Precision, balance and purity are the words that come to mind when describing the range of wines of La Baronne. I first tasted them in 2009 and was already impressed, but the style in those days was more oaked and more extracted. Over the years, the wines have become ever more pure and quintessential, showing beautifully without any need for make-up in the form of overt oak. As in all great wines, freshness is key: despite the very warm climate, the wines have an amazing acidic backbone.

I will not discuss the whole range here, but limit myself to some of which I have tasted the more recent vintages.

Vermentino NW 2014

A monovarietal vermentino (rolle) vinified partly in stainless steel and partly in terra cotta amphorae, with a further 5 months of ageing on the lees. No sulphites added during vinification. Brilliant acidity, fresh aromatics of stonefruit and lime, interesting phenolic notes in the finish.
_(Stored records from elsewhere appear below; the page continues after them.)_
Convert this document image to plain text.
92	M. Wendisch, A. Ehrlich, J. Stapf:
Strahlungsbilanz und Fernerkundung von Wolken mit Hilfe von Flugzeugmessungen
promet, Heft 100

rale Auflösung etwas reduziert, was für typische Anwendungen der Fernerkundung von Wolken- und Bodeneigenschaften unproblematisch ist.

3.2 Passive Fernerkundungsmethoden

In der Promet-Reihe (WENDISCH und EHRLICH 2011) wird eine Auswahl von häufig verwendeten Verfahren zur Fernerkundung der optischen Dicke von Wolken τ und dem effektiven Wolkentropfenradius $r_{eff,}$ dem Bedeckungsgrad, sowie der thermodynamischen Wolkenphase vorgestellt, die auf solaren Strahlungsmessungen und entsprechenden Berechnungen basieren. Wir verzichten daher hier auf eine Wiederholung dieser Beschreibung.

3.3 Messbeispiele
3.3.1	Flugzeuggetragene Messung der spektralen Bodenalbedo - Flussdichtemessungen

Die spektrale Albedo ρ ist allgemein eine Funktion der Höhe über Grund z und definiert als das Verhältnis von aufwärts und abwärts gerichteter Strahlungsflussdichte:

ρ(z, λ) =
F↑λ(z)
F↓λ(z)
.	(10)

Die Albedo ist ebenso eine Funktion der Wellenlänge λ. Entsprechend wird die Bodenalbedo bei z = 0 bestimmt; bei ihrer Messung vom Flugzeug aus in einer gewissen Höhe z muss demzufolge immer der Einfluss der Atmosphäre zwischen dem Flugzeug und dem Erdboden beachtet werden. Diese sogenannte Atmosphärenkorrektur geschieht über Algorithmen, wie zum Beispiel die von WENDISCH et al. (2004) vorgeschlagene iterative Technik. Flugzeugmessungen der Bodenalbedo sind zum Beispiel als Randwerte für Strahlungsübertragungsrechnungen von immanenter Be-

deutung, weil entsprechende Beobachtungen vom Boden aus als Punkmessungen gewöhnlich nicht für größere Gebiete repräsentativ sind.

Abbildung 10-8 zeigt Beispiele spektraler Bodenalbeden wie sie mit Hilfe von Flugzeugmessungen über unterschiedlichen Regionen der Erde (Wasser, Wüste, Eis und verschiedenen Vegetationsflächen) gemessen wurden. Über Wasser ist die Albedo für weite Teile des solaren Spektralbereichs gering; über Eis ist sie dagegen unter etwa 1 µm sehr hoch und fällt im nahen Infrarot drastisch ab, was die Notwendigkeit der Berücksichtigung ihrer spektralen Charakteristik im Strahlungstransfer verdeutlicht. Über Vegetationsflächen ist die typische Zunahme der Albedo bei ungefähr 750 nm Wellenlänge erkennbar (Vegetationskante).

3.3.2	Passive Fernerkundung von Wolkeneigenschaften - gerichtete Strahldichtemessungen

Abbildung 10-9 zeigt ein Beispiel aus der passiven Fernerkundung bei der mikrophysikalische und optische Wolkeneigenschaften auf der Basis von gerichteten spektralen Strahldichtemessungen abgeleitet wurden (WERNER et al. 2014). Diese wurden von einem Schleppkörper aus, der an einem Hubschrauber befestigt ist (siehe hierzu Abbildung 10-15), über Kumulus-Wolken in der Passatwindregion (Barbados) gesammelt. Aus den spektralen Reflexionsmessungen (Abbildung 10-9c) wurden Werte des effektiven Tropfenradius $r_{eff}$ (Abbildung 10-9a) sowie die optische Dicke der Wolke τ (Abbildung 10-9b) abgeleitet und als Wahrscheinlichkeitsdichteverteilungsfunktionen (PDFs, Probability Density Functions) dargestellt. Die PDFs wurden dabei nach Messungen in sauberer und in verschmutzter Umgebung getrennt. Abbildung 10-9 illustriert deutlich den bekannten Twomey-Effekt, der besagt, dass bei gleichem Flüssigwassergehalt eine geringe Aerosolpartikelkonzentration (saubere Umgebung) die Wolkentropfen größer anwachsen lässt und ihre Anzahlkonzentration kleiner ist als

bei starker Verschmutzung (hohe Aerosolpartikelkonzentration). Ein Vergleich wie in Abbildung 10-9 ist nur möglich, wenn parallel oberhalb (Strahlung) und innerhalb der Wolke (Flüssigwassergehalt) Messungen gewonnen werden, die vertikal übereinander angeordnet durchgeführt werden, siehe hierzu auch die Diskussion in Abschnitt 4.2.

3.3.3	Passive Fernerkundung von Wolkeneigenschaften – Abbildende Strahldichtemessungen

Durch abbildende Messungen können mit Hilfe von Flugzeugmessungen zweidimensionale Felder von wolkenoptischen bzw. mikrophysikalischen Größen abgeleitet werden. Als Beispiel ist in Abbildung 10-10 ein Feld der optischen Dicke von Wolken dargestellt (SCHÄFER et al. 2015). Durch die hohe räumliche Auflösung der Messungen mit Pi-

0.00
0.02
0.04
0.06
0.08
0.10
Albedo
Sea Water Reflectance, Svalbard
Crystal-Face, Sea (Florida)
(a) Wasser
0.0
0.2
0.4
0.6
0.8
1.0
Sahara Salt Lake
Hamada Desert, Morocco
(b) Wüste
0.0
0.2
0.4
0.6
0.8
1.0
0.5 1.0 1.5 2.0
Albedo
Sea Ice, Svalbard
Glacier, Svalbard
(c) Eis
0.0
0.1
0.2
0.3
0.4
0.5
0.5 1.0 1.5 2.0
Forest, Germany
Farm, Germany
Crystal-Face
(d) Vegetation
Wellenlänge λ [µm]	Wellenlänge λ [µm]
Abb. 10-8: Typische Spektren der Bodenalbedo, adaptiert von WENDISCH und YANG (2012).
Le grenache gris de Jean 2014

La Baronne - Le Grenache Gris de Jean - 2014

Although the winemaker does not refer to it as such, this is an orange wine, made with extended skin maceration. Incredibly complex nose (walnuts, spice, fennel, peach, …) and interesting texture with a savoury bitterness that makes this wine a very versatile food partner. Highly original.

Les Lanes 2013

La Baronne - Les Lanes Rouge 2013

An unoaked blend of grenache and carignan. A southern wine, but without a trace of alcohol heat or overripe fruit. It has a funky leather note to it. The fruit intensity on the palate is remarkable. One glass calls for the next – always a good quality criterion.

Les chemins de traverse 2015

La Baronne - Les Chemins de Traverse - 2015

Made without any added sulphites at all, not even at bottling. Natural wine of an almost moving purity and simplicity (in the best sense of the word). Red and black fruits and garrigue spice, extremely fine-grained tannins, and again fresh acidity. A delight.

Las Vals 2013

La Baronne - Las Vals Mourvèdre - 2013

Mighty mourvèdre (100%). The tannic structure and wild aromatics of the grape are there, but at no point does the wine become overbearing or lose its elegance. Powerful yet refined, a wine for the game season, or just to meditate by the fireplace.

Pièce de Roche 2012

La Baronne - Piece de Roche - 2012

Those who still think of carignan as an uninteresting, high yielding bulk variety should try this wine. The grapes are sourced from the 1892 parcel of carignan vines referred to above. A wine of a rare complexity and profoundness, showing what old vine carignan is capable of. The hallmark is again balance and precision.